I'm just curious whether anyone has seen this before. The cow started 'aborting' (saw placenta) but when I checked the cervix was still almost closed. Vet gave prostaglandin and when it hadn't made any difference by the following morning he said it might take a full 24 hours to soften the cervix, but didn't always work on stillbirths. (I went back in at the 24 hour mark and spent fifteen minutes or so working the cervix but it didn't have much effect)

She's still looking healthy, a little uncomfortable. She's only got to hang on another 36 hours before the petfood guy picks her up. From the size of the calf it would've died about four months ago.

I think I'm gonna have to change my icon. That's her.
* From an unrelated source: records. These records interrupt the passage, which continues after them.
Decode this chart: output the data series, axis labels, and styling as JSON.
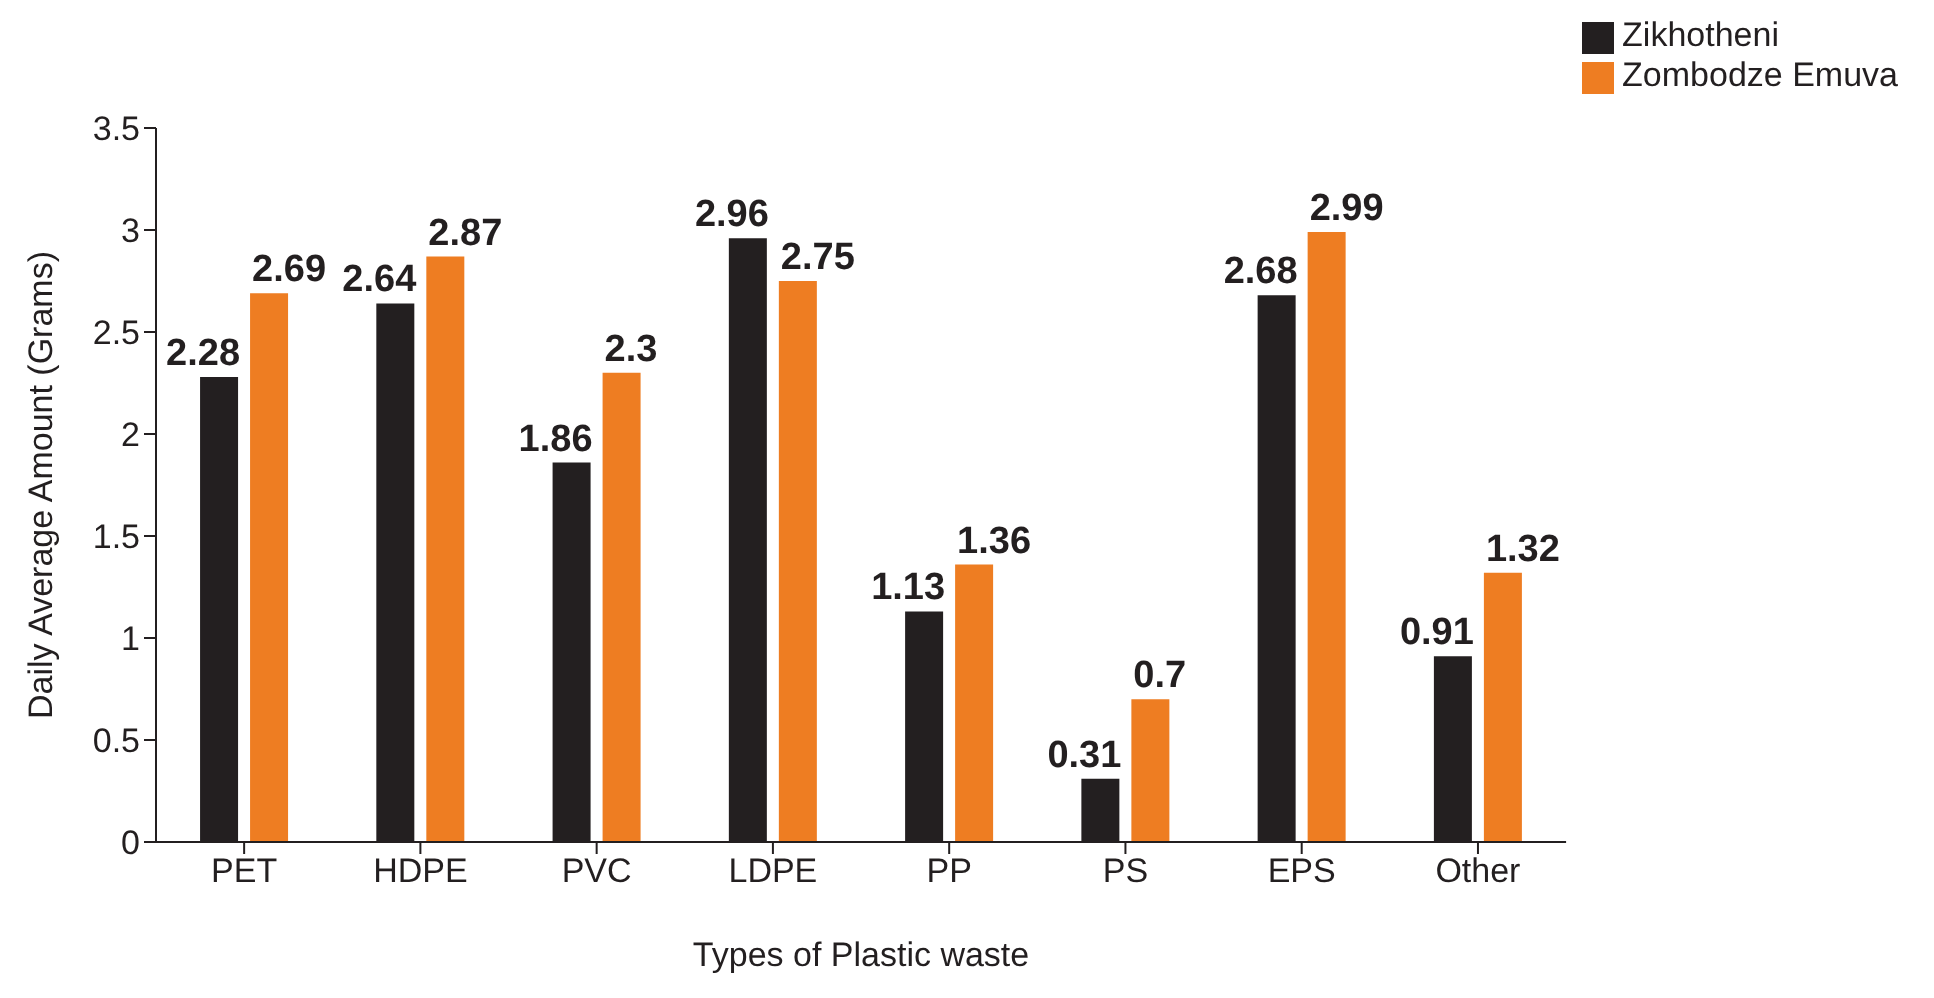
{
  "chart_data": {
    "type": "bar",
    "xlabel": "Types of Plastic waste",
    "ylabel": "Daily Average Amount (Grams)",
    "categories": [
      "PET",
      "HDPE",
      "PVC",
      "LDPE",
      "PP",
      "PS",
      "EPS",
      "Other"
    ],
    "series": [
      {
        "name": "Zikhotheni",
        "color": "#231f20",
        "values": [
          2.28,
          2.64,
          1.86,
          2.96,
          1.13,
          0.31,
          2.68,
          0.91
        ]
      },
      {
        "name": "Zombodze Emuva",
        "color": "#ee7d22",
        "values": [
          2.69,
          2.87,
          2.3,
          2.75,
          1.36,
          0.7,
          2.99,
          1.32
        ]
      }
    ],
    "ylim": [
      0,
      3.5
    ],
    "yticks": [
      0,
      0.5,
      1,
      1.5,
      2,
      2.5,
      3,
      3.5
    ],
    "grid": false,
    "legend": "top right",
    "data_labels": true
  }
}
For what it's worth, in 2005 a Krugerrand heifer was walking the pasture with one leg sticking out of her. I watched her for a while. Sometimes you could see both feet, but no nose. So I got the vet up here and she pulled him. The vet said everything was fine inside the cow. She was in labor, plenty of room for the calf to pass, the cervix was relaxed, but the outer muscles around the vagina hadn't relaxed. She said she didn't think it was a genetic problem; she'd seen several cases in commercial herds that spring. So we didn't haul her to the sale barn. She licked the calf from stem to stern, he got up, nursed and turned into a decent bull calf (Pfred). The cow has since had several other calves with no problems. The one daughter in production hasn't had problems.
 

dun

Well-known member
Joined
Dec 28, 2003
Messages
47,334
Reaction score
1
Location
MO Ozarks
Frankie":1cj4fqdc said:
For what it's worth, in 2005 a Krugerrand heifer was walking the pasture with one leg sticking out of her. I watched her for a while. Sometimes you could see both feet, but no nose. So I got the vet up here and she pulled him. The vet said everything was fine inside the cow. She was in labor, plenty of room for the calf to pass, the cervix was relaxed, but the outer muscles around the vagina hadn't relaxed. She said she didn't think it was a genetic problem; she'd seen several cases in commercial herds that spring. So we didn't haul her to the sale barn. She licked the calf from stem to stern, he got up, nursed and turned into a decent bull calf (Pfred). The cow has since had several other calves with no problems. The one daughter in production hasn't had problems.

Our vet calls that heifer disease.
 

regolith

Well-known member
Joined
Jan 17, 2009
Messages
2,794
Reaction score
0
Location
New Zealand
Our vet calls that heifer disease.

Weird. I've never seen it before - tho' if an older cow is all presented right and not getting on with it I treat her for milk fever, give her two - three hours then pull the calf if she still hasn't had it. I do see those every once in a while.

Well, the cow has gone now. She did stay healthy - apart from occasional discharge, the last day or so you wouldn't really have known anything was wrong with her.
The petfood guy recognised me from a farm clear across the country I managed four years ago :oops:

The vet said there was a chance the calf could have rotted down without her getting sick but it would have been three or four weeks to complete the process and then sell her to the meatworks - it wan't worth it.
 

Workinonit Farm

Well-known member
Joined
Nov 4, 2004
Messages
7,151
Reaction score
0
Location
Ctrl Virginia
regolith":3qrjrcvg said:
then sell her to the meatworks - it wan't worth it.

Sorry to hear that regolith. By the avatar, she was a nice looking cow. don't change the avatar, it wouldn't be the same.